Freitag, 10. Februar 2012

Vergessene Systeme, Teil II



Seine Konkurrenten waren schockiert, als er 1966 beim AAU Mr. America Contest auf die Bühne kam. Bob Gajda (siehe Bild oben überraschte alle mit einer Definition, die seinesgleichen suchte. Herausgemeißelt hatte er die mit einem Trainingssystem, dass etwas anders war als die bisherigen. PHA wurde es genannt, was für "Peripheral Heart Action" steht. Kurz erklärt der Sinn dahinter. Man geht back to back durch mehrere Übungen ohne Pause dazwischen. Also eine Art Zirkeltraining. Wer nun glaubt, das hätte Crossfit erfunden oder so, der sollte schleunigst Geschichte lernen. Dem ist nämlich nicht so!


Das PHA-System erfand der Arzt Arthur Steinhaus schon in den 40ern. Gajda machte es mit seinen Erfolgen später populär, der legendäre Schreiber John McCallum ("Keys to Progress") half ebenfalls mit seinen Artikeln mit, dass es viele Athleten anwendeten. Der ehemalige olympische Gewichtheber Gajda hatte dabei aber keinen Pump oder sonstwas im Auge. Es wurden immer Übungen zusammengesetzt, die einzelne Körperpartien beanspruchen. Hier ein Beispiel für eine derartige Sequenz:


- Kniebeuge hinten 1x5


- Reverse Curl 1x10


- Sit-Up 1x10


- stehendes Langhantel-Drücken 1x8


oder


- Reißen mit der Lanhantel 1x3


- Crunch 1x10


- Bankdrücken 1x8


- Nackenübung 1x15


davon 5 Umläufe, die Übungen werden im Zirkel wie gesagt back to back absolviert. Das bringt neben dem Muskeln auch das Herz ganz schön ins Arbeit, man schlägt also ähnlich wie bei Complex-Übungen zwei Fliegen mit einer Klappe. Drei- bis fünfmal die Woche hat so ein PHA-Training Sinn, man sollte nicht länger als 60 Minuten jeweils trainieren.
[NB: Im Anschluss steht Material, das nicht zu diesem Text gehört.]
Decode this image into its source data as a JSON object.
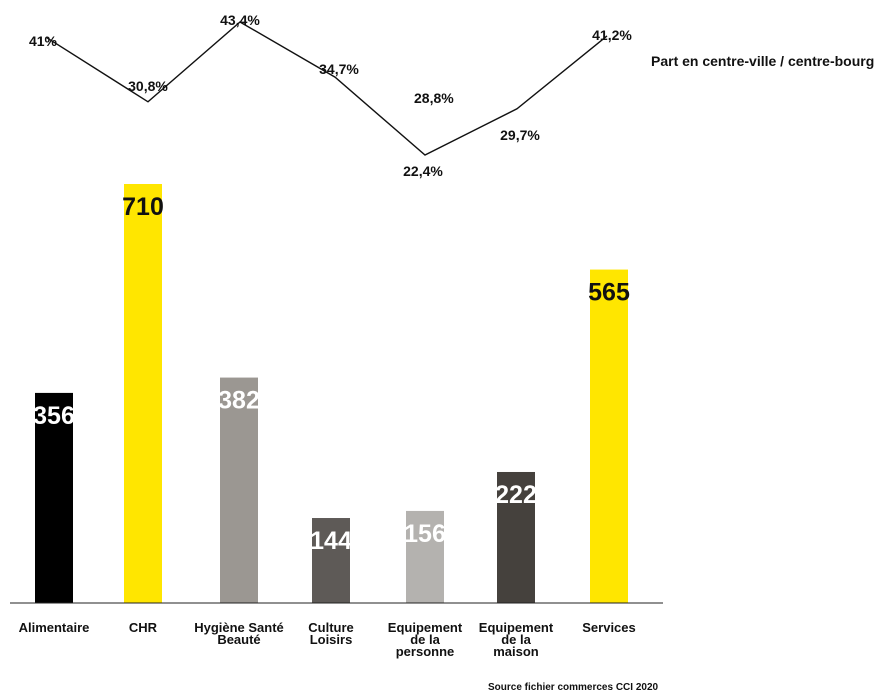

Die Champs der 40er, 50er und 60er aber auch der 70er trainierten immer relativ zügig und schnell, machten Supersätze und wenig Pause zwischen den einzelnen Sätzen. Vorteil darin: man braucht weniger Zeit und noch viel besser, man hat auch gleich Cardiotraining mit dabei. Kein einziger dieser Kerle verbrachte wirklich viel Zeit mit Laufen oder Radfahren. Zwar gab es welche, die Strandläufe unternahmen, doch wie sagte Ex-Mr. Olympia Frank Zane einmal: "Erste Priorität hat bei uns das Eisen. Alles andere ist spielerische Zugabe".
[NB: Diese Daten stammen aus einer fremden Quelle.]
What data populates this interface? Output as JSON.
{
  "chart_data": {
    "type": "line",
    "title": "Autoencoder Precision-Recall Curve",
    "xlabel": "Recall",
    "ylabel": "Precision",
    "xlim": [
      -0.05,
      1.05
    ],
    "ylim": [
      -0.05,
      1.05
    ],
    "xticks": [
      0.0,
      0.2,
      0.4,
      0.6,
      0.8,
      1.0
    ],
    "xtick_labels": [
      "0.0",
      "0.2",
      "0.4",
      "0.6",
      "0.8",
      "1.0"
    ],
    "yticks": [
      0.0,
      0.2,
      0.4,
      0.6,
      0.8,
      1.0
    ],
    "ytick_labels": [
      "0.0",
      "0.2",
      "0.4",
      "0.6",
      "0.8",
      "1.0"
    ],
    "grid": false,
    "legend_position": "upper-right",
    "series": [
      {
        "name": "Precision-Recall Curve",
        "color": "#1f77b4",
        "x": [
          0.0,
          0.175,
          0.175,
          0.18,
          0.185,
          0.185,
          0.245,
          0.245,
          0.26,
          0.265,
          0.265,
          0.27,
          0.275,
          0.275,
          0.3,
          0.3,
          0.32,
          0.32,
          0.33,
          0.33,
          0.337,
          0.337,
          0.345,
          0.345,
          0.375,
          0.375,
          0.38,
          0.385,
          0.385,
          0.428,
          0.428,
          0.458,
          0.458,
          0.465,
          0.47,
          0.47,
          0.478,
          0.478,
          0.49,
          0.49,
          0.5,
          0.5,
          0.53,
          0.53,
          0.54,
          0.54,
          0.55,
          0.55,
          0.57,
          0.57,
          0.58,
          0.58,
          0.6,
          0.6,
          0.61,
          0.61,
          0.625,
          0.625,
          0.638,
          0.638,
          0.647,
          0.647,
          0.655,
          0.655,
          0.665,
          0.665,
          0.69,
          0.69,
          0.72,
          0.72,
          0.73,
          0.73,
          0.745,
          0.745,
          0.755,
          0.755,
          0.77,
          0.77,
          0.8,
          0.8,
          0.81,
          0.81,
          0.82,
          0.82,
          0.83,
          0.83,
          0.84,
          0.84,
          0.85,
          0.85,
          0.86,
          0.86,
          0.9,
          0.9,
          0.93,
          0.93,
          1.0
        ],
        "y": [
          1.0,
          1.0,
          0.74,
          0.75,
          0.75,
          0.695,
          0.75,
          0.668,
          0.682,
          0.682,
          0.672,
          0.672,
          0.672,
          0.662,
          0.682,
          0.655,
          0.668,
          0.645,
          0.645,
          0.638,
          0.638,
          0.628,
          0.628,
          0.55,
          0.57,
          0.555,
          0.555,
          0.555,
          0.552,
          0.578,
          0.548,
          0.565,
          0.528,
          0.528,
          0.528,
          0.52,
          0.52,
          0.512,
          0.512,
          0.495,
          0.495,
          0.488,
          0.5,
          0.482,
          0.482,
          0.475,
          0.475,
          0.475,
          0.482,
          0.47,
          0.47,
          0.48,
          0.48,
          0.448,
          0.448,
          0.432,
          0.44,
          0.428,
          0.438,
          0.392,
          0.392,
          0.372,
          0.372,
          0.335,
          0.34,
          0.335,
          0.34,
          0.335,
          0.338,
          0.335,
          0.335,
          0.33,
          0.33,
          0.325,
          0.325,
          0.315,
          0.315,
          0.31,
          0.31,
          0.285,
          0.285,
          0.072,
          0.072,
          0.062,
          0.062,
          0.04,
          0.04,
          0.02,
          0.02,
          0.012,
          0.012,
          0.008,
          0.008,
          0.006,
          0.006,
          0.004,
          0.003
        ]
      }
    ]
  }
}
Viele lachen heute auch über Maschinen und das funktionelle Training (wenngleich es oft nichts mit Funktionalität zu tun hat) wird über alles gelobt. Aber man probiere nur mal aus, zwischen guten Maschinen (die alten, rustikalen Hammer-Strength-Sachen etwa sind gold) back to back ohne Pause hin und herzugehen und Sätze zu absolvieren. Das fordert mörderisch, die HIT-Leute um Arthur Jones haben hier grausame Sachen oft absolviert, zu denen nur wenige imstande waren. Aber das ist Teil einer anderen Geschichte...


Bis dahin, Teil III folgt bestimmt, ein gutes Wochenende und gebt Gas, probiert mal auch solche alten Erfolgssysteme, nicht nur das, was heute von vielen als neu verkauft wird, ist auch wirklich neu, sondern einfach nur neu verpackt und reißerischer geschrieben! Im Endeffekt wollen diese Leute dann nur Kohle damit machen und haben es selbst nie ausprobiert. Hört nur Leuten zu, die ebenfalls die Praxis leben oder erlebt haben...
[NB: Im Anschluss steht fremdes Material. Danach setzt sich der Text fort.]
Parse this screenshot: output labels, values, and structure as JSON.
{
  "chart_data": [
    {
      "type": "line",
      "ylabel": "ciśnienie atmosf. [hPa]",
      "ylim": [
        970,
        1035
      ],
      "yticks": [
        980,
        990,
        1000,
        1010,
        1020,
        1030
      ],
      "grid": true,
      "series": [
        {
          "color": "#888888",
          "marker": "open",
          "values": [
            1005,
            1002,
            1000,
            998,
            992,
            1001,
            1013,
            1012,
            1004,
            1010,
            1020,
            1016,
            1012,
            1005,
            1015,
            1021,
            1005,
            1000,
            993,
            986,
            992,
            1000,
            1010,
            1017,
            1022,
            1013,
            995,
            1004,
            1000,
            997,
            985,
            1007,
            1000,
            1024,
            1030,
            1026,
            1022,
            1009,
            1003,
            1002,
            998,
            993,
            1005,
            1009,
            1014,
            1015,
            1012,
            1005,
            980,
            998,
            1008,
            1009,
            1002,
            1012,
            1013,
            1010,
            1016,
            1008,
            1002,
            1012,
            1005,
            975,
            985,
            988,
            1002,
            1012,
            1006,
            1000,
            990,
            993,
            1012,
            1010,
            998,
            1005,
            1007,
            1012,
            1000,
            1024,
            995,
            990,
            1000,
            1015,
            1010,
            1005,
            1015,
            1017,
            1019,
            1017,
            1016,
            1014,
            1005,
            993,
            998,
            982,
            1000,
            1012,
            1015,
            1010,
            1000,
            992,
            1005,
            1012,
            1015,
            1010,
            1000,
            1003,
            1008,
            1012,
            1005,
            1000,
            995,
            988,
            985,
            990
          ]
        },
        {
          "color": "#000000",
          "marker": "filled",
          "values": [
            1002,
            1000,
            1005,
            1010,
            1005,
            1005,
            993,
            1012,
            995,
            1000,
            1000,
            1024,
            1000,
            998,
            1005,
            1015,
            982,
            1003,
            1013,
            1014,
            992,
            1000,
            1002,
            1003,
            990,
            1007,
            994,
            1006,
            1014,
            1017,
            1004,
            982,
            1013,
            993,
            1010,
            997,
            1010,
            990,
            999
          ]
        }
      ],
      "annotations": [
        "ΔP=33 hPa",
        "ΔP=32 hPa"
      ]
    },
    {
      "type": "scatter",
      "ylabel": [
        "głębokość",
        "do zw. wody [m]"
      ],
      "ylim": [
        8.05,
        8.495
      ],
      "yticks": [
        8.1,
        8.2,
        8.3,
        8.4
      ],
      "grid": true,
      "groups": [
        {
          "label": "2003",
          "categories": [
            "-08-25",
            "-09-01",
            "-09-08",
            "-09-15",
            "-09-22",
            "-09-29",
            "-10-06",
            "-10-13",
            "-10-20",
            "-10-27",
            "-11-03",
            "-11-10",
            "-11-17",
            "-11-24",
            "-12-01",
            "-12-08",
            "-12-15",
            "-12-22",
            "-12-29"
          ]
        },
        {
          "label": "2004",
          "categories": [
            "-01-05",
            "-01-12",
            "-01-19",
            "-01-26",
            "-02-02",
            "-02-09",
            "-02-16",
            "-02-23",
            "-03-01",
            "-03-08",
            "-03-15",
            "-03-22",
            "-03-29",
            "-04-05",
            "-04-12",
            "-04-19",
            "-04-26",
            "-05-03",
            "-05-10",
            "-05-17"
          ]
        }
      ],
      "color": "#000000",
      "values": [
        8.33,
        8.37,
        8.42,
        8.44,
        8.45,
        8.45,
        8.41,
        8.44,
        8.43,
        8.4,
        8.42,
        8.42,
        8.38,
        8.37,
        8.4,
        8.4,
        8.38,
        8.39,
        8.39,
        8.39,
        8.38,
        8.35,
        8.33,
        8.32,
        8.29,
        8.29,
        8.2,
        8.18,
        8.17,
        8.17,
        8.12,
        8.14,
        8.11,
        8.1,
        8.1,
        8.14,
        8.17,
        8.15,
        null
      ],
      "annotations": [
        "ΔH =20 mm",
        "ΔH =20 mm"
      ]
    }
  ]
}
P.S.: Hier noch ein super Artikel von Dennis B. Weis, ein langjähriger Chef-Schreiber für Strength&Health und nicht nur ein Theoretiker, wie 140 Kilogramm in der Kniebeuge auf 75 Wiederholungen beweisen:
http://www.dennisbweis.com/Aug08articles/ARevisitWithThePHASystem.html

Ihn konnte ich ebenfalls für ein Interview für www.power-quest.cc gewinnen. Und klar, dass wir auch über PHA sprachen.

1 Kommentar:

Janis Rajaonarivelo hat gesagt…

Super Artikel Dominik!

Wie immer, sehr gut recherchiert.

Der Artikel von Dennis ist auch super nachvollziehbar.

Für viele bietet diese Form von Training die Möglichkeit der Monotonie im Training zu entfliehen.

Das Einzige das zu beachten gilt ist wie immer, Bitte auch anwenden!!!